A Lei n.º 100/2015; de 19 de agosto; uma reforma adiada?

A única coisa que o Presidente da República deveria ter feito era vetar politicamente o diploma e devolvê-lo à AR.

Foi publicada em Diário da República a Lei n.º 100/2015, de 19 de agosto, que autoriza o Governo a rever, entre outros diplomas estruturantes do nosso edifício jurídico-administrativo, o Código de Processo nos Tribunais Administrativos (CPTA), o Estatuto dos Tribunais Administrativos e Fiscais (ETAF), e o Código dos Contratos Públicos (CCP).

A promulgação da referida Lei de Autorização pelo Presidente da República, condição de validade da própria Lei, deu-se no passado dia 13 de agosto, num momento em que é já conhecida a data das eleições para a Assembleia da República, que realizar-se-ão no dia 4 de outubro de 2015, domingo. Como é sabido, a data foi definida pelo Presidente da República a 22 de julho de 2015, curiosamente a mesma data em que foi aprovada a Lei de Autorização aqui em causa.

A promulgação pelo PR desde diploma — que, repete-se, é da maior importância, na medida em que autoriza o Governo a mexer nos diplomas base do nosso direito processual administrativo , suscita me a maior das perplexidades, considerando a escassa distância temporal que dista do próximo dia 4 de outubro.

Com efeito, a lei em apreço determina que o Governo tem 180 dias para cumprir com a autorização conferida pela Assembleia da República.
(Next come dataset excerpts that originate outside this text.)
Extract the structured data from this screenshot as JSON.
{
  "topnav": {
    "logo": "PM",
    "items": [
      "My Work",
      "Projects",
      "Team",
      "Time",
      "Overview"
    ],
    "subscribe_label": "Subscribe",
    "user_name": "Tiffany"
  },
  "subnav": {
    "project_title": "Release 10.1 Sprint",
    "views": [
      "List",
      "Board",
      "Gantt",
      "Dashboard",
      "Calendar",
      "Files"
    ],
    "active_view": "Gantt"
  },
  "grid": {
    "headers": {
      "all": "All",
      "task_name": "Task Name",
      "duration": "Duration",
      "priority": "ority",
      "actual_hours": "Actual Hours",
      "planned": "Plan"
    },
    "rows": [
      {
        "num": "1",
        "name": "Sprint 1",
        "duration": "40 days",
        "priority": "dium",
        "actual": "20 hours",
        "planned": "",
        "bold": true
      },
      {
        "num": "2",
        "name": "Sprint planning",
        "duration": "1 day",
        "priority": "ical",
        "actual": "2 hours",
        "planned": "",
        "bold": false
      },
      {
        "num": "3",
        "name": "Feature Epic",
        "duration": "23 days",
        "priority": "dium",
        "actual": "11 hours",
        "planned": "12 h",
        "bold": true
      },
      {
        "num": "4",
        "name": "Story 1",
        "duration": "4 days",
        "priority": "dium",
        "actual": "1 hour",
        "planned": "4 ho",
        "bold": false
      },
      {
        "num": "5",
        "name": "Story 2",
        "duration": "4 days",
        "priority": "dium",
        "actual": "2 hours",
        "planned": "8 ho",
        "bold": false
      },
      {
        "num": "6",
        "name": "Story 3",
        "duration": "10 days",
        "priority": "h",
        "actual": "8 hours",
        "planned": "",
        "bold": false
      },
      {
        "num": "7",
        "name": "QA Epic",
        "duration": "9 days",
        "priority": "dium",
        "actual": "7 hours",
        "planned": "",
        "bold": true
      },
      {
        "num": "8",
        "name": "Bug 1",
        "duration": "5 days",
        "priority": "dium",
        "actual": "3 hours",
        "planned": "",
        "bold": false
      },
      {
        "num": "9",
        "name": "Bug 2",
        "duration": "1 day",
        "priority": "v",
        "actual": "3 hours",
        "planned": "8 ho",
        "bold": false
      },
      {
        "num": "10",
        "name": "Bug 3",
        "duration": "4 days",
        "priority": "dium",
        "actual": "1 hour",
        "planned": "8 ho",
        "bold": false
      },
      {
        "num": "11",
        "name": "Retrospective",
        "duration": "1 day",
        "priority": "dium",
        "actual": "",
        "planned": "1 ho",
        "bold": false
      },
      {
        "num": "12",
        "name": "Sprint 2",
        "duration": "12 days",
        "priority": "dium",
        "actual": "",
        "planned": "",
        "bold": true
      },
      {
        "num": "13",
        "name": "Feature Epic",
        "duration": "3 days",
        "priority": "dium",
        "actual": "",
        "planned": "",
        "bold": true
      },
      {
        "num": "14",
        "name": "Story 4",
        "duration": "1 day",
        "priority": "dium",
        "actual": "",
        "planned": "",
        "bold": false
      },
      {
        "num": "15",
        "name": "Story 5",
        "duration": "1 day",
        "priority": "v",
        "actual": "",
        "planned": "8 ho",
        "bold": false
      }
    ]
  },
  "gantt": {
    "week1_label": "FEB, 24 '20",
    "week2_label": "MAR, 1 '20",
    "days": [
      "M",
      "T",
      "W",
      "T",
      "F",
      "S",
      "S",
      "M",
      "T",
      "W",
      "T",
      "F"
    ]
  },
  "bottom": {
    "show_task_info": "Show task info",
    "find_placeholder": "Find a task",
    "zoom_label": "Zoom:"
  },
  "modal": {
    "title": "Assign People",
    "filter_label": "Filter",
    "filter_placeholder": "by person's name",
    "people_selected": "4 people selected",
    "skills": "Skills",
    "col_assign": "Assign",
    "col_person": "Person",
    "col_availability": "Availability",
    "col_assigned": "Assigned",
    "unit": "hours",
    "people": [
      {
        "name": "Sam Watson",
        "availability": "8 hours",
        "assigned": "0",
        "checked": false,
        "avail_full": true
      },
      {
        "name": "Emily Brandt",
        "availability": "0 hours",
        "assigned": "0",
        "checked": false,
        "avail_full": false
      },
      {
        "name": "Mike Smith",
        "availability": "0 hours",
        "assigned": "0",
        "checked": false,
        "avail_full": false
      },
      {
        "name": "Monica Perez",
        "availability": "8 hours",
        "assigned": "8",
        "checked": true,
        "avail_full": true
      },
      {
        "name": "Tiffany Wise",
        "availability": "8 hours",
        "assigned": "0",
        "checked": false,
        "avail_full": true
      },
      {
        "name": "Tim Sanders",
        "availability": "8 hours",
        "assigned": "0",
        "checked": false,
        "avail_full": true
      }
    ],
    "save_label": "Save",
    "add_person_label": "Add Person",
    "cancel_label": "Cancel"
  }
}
Ora, sendo embora certo que, do ponto de vista formal, o atual Governo se encontra na plenitude das suas funções, a verdade é que, no meu entender, a sua liberdade de atuação se encontra (ou deve estar) condicionada a partir do momento em que são convocadas eleições, equiparando-se em grande medida aos chamados "governos de gestão". Aliás, o próprio Governo mostra-se ciente dessa realidade, quando, por exemplo, pretende introduzir a limitação de que, a partir da data de convocação de eleições, não pode proceder a nomeação para cargos de direção superior na administração pública.

Perante este quadro, considerando que, nos termos do n.º 4 do artigo 165.º da CRP, as autorizações caducam com a demissão do Governo a que tiverem sido concedidas, com o termo da legislatura ou com a dissolução da Assembleia da República, e atentando na vasta extensão do sentido e limites conferidos ao Governo, por exemplo, em matéria da revisão do CPTA, é para mim completamente incompreensível a posição adotada pelo Presidente da República, ainda que a mesma tenha respaldo na letra da Constituição. A única coisa que o Presidente da República deveria ter feito era vetar politicamente o diploma e devolvê-lo à AR, ao abrigo do artigo 136.º, n.º 1, da CRP, sendo fundamentos bastantes para tal os que acima procurei explicitar.

Consumado mais um exemplo de errada perceção dos poderes presidenciais pelo atual detentor do cargo, resta ainda a esperança de que o governo ainda em funções demonstre sentido de Estado e deixe cair a Lei n.º 100/2015, deixando para o governo que sair das próximas eleições a tarefa de concluir querendo a anunciada revisão de diplomas que são verdadeiras traves mestra do nosso direito administrativo. Será isto possível, ou este ato de fé não passa de uma vã quimera? Os próximos dias o dirão.